Pediatric Sleep Stage Classification Using Multi-Domain Hybrid Neural Networks

• Main Authors: Yonghoon Jeon, Siwon Kim, Hyun-Soo Choi, Yoon Gi Chung, Sun Ah Choi, Hunmin Kim, Sungroh Yoon, Hee Hwang, Ki Joong Kim
• Format: Article
• Language: English
• Published: IEEE 2019-01-01
• Series: IEEE Access
• Subjects: Automatic sleep staging; deep learning; convolutional neural network; long short-term memory; instantaneous frequency features; pediatric electroencephalography
• Online Access: https://ieeexplore.ieee.org/document/8759961/

Sleep staging is an important part of clinical neurology. However, it is still performed manually by technical experts and is labor-intensive and time-consuming. To overcome these obstacles in the manual sleep staging process, a large number of machine learning-based classifiers with hand-engineered features have been proposed.

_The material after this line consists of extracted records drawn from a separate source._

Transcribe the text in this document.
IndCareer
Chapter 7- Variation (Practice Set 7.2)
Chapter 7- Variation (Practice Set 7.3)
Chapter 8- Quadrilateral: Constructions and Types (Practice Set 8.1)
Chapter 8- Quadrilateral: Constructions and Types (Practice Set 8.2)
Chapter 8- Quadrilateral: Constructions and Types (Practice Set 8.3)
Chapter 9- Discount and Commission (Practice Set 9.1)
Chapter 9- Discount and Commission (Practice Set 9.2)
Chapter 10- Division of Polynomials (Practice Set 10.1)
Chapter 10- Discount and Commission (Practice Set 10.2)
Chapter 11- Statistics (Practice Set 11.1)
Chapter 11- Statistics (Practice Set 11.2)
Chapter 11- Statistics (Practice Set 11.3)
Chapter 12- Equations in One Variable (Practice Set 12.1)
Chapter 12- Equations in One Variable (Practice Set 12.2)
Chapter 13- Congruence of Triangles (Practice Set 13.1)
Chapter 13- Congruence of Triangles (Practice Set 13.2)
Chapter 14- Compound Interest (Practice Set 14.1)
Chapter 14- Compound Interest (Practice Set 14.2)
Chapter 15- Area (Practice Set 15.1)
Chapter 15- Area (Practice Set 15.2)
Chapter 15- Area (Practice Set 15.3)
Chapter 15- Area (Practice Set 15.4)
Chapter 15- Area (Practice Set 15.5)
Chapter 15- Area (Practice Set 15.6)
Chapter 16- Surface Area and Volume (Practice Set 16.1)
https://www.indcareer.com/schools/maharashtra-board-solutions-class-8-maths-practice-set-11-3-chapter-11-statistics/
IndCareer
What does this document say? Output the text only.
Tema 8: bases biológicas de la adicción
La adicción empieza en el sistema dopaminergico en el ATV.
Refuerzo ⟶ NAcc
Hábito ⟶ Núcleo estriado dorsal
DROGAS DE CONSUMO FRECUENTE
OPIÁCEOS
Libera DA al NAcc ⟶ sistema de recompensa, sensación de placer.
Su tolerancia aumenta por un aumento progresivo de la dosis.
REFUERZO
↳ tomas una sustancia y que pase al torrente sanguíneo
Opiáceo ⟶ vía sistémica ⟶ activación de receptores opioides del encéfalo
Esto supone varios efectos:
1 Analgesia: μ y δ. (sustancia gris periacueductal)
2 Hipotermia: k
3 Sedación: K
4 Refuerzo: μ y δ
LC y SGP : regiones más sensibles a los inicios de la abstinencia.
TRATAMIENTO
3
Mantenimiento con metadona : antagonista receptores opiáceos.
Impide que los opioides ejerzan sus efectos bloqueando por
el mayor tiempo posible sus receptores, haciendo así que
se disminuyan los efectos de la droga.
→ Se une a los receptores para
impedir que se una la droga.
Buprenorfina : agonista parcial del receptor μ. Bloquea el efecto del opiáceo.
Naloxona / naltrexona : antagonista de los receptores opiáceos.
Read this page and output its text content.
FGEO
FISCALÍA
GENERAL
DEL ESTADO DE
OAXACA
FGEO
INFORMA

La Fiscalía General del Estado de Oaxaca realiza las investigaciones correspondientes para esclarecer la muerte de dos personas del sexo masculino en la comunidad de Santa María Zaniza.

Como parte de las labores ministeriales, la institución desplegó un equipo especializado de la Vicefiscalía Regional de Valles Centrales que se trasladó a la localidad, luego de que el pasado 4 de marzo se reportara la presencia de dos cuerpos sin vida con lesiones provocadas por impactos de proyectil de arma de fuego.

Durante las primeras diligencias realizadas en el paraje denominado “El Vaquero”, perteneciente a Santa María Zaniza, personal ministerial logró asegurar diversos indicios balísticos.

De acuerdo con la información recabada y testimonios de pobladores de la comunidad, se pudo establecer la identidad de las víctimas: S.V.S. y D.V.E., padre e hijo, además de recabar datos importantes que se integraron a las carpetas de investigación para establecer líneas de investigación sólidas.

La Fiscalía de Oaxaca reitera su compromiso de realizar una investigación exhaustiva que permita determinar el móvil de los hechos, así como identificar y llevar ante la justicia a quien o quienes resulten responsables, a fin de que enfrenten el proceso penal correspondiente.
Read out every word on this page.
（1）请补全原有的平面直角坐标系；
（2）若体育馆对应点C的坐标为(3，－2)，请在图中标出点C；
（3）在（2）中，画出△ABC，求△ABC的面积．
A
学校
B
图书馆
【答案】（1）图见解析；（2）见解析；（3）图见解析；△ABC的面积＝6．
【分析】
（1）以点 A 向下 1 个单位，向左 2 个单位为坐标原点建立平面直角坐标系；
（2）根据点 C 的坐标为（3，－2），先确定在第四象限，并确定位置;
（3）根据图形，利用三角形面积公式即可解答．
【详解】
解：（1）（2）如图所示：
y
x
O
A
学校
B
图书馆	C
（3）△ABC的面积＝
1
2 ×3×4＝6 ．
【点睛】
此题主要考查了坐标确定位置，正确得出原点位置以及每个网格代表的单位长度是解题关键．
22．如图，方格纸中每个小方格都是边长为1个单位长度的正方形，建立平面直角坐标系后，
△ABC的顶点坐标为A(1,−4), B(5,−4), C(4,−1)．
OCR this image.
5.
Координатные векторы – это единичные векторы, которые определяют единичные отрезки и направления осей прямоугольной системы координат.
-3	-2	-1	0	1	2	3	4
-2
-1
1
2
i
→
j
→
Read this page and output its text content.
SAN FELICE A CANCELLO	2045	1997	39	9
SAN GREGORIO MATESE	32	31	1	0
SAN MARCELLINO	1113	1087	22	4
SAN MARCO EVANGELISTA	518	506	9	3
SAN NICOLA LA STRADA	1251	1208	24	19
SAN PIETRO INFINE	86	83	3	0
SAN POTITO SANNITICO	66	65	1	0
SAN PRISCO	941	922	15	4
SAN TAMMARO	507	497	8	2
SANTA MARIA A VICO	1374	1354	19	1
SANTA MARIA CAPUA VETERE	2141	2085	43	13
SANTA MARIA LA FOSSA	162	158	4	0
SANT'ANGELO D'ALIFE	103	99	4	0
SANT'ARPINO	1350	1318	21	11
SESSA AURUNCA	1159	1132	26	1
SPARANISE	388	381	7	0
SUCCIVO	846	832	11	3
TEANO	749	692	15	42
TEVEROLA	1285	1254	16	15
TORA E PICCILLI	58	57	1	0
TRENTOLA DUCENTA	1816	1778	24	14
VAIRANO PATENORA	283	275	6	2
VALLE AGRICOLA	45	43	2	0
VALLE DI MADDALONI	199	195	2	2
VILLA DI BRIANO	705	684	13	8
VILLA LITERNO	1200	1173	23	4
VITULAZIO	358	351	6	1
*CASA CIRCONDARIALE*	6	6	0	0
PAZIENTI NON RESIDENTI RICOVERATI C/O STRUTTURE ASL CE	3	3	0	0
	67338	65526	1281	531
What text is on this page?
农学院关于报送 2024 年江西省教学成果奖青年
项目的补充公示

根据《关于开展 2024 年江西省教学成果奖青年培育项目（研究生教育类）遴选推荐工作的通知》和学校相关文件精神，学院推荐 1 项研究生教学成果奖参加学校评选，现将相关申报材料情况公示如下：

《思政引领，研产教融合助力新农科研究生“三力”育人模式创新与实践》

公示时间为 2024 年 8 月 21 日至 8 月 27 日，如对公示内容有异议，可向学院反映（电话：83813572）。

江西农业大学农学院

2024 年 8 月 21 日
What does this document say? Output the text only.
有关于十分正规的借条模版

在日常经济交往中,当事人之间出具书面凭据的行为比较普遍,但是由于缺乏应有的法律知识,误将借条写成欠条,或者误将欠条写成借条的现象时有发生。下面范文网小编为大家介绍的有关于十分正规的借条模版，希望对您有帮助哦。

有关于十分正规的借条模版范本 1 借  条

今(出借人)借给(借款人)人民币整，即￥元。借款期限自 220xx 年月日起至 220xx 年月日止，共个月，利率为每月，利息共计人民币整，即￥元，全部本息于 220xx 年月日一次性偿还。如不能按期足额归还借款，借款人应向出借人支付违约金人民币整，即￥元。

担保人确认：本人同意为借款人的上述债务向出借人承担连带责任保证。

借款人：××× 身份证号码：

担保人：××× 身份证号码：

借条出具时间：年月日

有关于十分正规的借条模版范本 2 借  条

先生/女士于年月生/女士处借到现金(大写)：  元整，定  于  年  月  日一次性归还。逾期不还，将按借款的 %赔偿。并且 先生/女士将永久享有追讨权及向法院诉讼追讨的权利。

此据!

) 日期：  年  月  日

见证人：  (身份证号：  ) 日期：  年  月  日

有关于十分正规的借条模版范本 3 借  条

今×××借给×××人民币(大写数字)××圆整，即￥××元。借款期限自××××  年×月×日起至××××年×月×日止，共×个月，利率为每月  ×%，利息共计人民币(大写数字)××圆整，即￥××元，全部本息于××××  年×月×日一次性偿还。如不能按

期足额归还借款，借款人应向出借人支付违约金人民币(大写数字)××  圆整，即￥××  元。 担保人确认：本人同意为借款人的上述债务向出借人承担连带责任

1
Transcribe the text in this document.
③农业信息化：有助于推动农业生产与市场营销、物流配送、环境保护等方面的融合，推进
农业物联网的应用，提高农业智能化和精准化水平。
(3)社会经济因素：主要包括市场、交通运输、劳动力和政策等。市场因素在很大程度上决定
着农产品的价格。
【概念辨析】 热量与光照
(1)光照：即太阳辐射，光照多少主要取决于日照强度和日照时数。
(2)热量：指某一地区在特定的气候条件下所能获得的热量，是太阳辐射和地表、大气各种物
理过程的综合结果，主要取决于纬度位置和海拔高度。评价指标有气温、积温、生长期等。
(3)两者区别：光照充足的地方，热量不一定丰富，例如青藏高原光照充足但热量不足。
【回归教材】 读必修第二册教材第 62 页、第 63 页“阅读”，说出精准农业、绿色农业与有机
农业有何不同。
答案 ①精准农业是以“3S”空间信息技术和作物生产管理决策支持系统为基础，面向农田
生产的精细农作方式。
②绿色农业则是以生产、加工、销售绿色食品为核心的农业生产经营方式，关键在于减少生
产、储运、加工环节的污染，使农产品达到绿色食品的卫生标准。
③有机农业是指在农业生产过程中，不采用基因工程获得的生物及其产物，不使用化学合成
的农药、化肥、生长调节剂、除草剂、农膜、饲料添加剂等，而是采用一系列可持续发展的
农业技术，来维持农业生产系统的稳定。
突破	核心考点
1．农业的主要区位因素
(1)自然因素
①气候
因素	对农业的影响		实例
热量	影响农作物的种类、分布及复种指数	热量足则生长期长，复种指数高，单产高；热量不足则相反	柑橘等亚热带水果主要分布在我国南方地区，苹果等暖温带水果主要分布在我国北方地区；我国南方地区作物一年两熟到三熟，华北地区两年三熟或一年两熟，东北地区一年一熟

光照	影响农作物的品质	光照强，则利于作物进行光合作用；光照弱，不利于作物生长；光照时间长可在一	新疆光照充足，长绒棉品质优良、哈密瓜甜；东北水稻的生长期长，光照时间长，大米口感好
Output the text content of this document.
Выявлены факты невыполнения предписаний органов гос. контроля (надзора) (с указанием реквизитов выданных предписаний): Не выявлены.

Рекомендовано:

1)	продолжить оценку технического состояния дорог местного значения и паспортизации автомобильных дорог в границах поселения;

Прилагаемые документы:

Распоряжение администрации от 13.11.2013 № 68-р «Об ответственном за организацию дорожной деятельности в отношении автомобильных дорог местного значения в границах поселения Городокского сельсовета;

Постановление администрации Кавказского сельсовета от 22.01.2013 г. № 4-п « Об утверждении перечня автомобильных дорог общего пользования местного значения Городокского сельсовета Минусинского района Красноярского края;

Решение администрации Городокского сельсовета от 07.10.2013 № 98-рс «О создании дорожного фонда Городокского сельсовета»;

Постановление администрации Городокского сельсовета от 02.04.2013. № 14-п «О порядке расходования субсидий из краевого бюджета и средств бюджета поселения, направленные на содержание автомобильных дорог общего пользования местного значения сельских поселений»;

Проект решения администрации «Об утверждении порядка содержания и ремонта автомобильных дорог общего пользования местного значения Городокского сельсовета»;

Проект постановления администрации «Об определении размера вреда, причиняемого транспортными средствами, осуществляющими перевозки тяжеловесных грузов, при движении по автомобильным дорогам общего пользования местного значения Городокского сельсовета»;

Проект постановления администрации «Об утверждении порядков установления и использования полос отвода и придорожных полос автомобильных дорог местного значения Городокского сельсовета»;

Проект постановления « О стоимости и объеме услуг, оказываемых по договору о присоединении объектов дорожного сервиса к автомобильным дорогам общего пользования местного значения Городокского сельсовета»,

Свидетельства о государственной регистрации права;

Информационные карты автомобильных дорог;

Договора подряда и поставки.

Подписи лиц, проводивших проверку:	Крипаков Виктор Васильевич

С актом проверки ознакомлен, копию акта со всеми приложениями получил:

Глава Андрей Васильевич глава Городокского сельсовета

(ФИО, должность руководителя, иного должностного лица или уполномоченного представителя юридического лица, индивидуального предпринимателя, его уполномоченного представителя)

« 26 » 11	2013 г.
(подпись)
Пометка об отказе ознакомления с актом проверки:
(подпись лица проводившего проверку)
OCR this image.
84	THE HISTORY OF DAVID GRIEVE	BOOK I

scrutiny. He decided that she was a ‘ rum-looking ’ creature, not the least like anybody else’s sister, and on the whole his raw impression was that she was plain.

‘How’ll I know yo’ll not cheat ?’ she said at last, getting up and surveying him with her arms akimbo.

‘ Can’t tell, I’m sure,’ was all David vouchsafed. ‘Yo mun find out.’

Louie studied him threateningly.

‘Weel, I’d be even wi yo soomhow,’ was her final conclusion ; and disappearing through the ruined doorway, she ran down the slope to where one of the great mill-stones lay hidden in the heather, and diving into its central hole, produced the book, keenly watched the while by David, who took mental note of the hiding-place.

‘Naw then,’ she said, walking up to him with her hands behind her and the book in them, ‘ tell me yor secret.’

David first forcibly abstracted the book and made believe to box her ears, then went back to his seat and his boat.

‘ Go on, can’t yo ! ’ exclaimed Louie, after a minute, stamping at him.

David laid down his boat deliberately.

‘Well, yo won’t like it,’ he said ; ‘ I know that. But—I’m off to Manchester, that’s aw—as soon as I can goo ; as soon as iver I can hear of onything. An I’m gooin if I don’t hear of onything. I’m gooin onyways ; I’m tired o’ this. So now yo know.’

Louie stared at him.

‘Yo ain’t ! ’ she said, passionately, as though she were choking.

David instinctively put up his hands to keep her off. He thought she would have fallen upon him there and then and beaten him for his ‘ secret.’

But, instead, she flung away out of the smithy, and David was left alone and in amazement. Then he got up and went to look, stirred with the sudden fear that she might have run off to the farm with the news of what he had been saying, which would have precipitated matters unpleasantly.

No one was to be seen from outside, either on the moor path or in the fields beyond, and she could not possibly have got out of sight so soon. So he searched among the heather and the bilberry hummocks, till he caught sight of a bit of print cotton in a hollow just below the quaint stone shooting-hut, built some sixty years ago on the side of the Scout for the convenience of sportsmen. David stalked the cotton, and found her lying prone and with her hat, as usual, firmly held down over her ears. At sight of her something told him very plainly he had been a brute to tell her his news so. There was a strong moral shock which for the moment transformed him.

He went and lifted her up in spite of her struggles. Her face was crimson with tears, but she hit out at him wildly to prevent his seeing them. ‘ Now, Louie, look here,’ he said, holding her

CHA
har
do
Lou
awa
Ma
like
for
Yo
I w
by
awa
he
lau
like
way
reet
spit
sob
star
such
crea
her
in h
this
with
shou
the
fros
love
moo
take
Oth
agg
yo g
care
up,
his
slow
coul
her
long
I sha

Additionally, combinations of a deep neural network (DNN) have been recently highlighted as the state-of-the-art classifiers in view of their effectiveness for automatic sleep staging. In spite of the existence of a large number of these types of classifiers, to-this-date, no prior DNN-based approach has attempted sleep-stage classification using pediatric electroencephalographic (EEG) signals. In this paper, we propose a novel end-to-end classifier based on a multi-domain hybrid neural network (HNN-multi) approach consisting of a convolutional neural network and bidirectional long short-term memory for automatic sleep staging with pediatric scalp EEG recordings. To find effective temporal, spatial, and domain-specific conditions, we investigated noticeable changes in the classification performance corresponding to: 1) the length of input signals; 2) the number of channels; and 3) the types of input signals in the time and frequency domains. Our HNN-based classifier yielded the best performance metrics using 30-s time series in combination with an instantaneous frequency using a 19-channel, three-stage classification, with overall accuracy, F1 score, and Cohen's Kappa, equal to 92.21%, 0.90, and 0.88, respectively. We suggest that an effective combination of temporal and spatial time-domain clues with time-varying frequency domain information plays a pivotal role in pediatric, automatic sleep staging. Sufficiently reasonable performance of our HNN-based approach coping with the highly complicated pediatric EEG signatures hopefully sheds light on the clinical feasibility of the DNN-based automatic sleep staging for pediatric neurology.